Wirehouses’ Biggest Weakness: The Next Generation
The challenge that the industry faces in bringing on the next generation of clients is a common trope in industry press, but it’s a serious problem for brokers, particularly at the wirehouses where the focus on the ultra-wealthy is impeding their ability to focus on bringing on younger clients, advisors say. Several advisors have voiced their concern that they’re either unable to help the next generation because of account minimums or have actually started to see some clients’ children send in account transfer forms to move money to robo-advisors.
First, there’s the account minimums that continue to rise at the big four. Merrill Lynch does not pay advisors for accounts below $250,000. UBS and Morgan Stanley cut off payouts at $100,000 and Wells Fargo just reduced payout for accounts under $65,000 while offering bonuses for those who offload smaller clients and get their book mostly above $250,000.
This makes it harder for new brokers to get into the business by bringing on clients in their generation who are amassing wealth and also keeps veteran brokers from adding clients in the early stages of their career, advisors say.
Meanwhile, independent firms are trying to exploit this weakness. For example, Jason Claborn, a former Merrill Lynch advisor who now has his own firm Modern Wealth Management with LPL, said that when he has prospects or referrals of clients who are at a wirehouse, he targets their children. Here’s a well-written take he sent in this week:
“The firms are not willing to take the long view because they are so focused on short term numbers. Look at their small account policies. Not getting paid on accounts under $250K? How did the majority of their coveted big producers start? When you have an office full of 60+ year old advisors and you don’t pay them on accounts under $250K what kind of clients do you have? 60+ year old clients. What happens when they pass on? Their kids (who have been alienated by being sent to a call center) and their small accounts now become big accounts, but not at dad’s old firm.

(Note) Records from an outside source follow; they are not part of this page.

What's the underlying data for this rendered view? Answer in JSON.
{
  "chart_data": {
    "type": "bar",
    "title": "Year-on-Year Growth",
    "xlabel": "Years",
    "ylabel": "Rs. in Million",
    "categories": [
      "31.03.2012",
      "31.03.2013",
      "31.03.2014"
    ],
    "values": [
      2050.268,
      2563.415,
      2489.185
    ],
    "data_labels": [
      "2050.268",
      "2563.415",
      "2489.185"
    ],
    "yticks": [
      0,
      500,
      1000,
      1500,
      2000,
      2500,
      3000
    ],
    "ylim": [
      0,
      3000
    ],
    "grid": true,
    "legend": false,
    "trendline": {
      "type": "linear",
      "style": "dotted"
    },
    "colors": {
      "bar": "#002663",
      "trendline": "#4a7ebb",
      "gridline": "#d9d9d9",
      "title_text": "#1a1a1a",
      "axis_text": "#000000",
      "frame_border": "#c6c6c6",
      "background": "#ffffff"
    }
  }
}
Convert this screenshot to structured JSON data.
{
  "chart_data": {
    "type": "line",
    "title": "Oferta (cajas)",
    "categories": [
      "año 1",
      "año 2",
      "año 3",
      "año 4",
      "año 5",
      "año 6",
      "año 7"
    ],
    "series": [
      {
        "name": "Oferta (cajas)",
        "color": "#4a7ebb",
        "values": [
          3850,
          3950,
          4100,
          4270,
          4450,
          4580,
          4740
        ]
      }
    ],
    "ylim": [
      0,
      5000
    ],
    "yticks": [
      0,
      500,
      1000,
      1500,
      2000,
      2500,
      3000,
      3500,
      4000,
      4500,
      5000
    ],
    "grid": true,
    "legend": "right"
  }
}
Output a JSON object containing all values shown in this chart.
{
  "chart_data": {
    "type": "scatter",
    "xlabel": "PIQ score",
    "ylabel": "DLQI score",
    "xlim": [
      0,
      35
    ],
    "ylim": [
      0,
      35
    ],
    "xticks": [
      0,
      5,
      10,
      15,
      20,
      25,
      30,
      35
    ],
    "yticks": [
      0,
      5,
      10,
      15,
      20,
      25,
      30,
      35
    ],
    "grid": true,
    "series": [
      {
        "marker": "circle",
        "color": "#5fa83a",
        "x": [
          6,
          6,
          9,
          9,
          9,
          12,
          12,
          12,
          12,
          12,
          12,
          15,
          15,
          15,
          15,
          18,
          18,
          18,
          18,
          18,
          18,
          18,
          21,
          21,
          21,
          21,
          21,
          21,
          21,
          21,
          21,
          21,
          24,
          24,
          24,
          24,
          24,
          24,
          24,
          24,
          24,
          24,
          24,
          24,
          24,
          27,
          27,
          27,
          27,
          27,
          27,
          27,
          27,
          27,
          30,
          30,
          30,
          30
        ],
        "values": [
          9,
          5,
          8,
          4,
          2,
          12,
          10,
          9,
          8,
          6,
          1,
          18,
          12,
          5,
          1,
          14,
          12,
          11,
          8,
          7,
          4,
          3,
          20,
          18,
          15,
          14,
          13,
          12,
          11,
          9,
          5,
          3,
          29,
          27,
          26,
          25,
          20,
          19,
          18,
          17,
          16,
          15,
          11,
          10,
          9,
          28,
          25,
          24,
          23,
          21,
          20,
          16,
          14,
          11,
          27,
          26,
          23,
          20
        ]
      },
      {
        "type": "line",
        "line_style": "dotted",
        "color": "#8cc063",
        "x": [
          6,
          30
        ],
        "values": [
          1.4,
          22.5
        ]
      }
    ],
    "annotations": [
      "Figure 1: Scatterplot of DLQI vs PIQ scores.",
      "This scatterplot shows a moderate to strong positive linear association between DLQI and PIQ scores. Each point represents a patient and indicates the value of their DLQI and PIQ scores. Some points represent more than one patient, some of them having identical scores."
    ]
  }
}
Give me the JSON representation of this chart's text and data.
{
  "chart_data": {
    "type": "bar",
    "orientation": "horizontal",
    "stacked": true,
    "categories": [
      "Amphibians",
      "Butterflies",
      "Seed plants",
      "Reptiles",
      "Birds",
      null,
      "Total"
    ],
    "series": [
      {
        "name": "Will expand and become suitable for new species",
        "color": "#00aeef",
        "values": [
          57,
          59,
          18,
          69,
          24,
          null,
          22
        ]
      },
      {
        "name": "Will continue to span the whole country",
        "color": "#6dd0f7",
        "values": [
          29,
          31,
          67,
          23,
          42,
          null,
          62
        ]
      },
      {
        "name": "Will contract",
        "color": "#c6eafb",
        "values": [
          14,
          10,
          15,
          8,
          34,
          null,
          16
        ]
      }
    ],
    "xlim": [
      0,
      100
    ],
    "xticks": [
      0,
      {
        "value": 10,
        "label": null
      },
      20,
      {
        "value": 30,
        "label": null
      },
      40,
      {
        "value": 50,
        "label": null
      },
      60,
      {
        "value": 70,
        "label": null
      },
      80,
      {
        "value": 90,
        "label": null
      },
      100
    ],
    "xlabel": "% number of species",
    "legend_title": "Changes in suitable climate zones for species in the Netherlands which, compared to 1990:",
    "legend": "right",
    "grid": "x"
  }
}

As a former wirehouse advisor, now an independent at 44, I am waiting them out. Higher payouts, lower overhead, I work on my own terms. We keep a file at our office of prospects or referrals who are at the wires and then try to find their children. Often times they are young people with growing families and building wealth through 401Ks or building businesses. We build relationships with them through solid planning and advice. We can afford to take them on due to the economics of an independent. We are already starting to see a turnover in intergenerational assets.
Now with the resources, brand name, technology, existing relationships and ability to quickly (although rarely) adapt to new situations we should be getting crushed by the wires in this scenario. Except they can’t see it, or refuse to see it, that the trade off for short term gains and not recruiting and training new advisors, building relationships with clients of all size and helping them grow their assets, will ultimately be their downfall.”
The turnover is already starting to happen. And if you need any more evidence of how worried the firms are, you can look to Morgan Stanley’s latest memo about its management shake-up which put their COO, Jim Rosenthal, in charge of overseeing a new robo service. The question is whether they’ll be able to make up for lost time.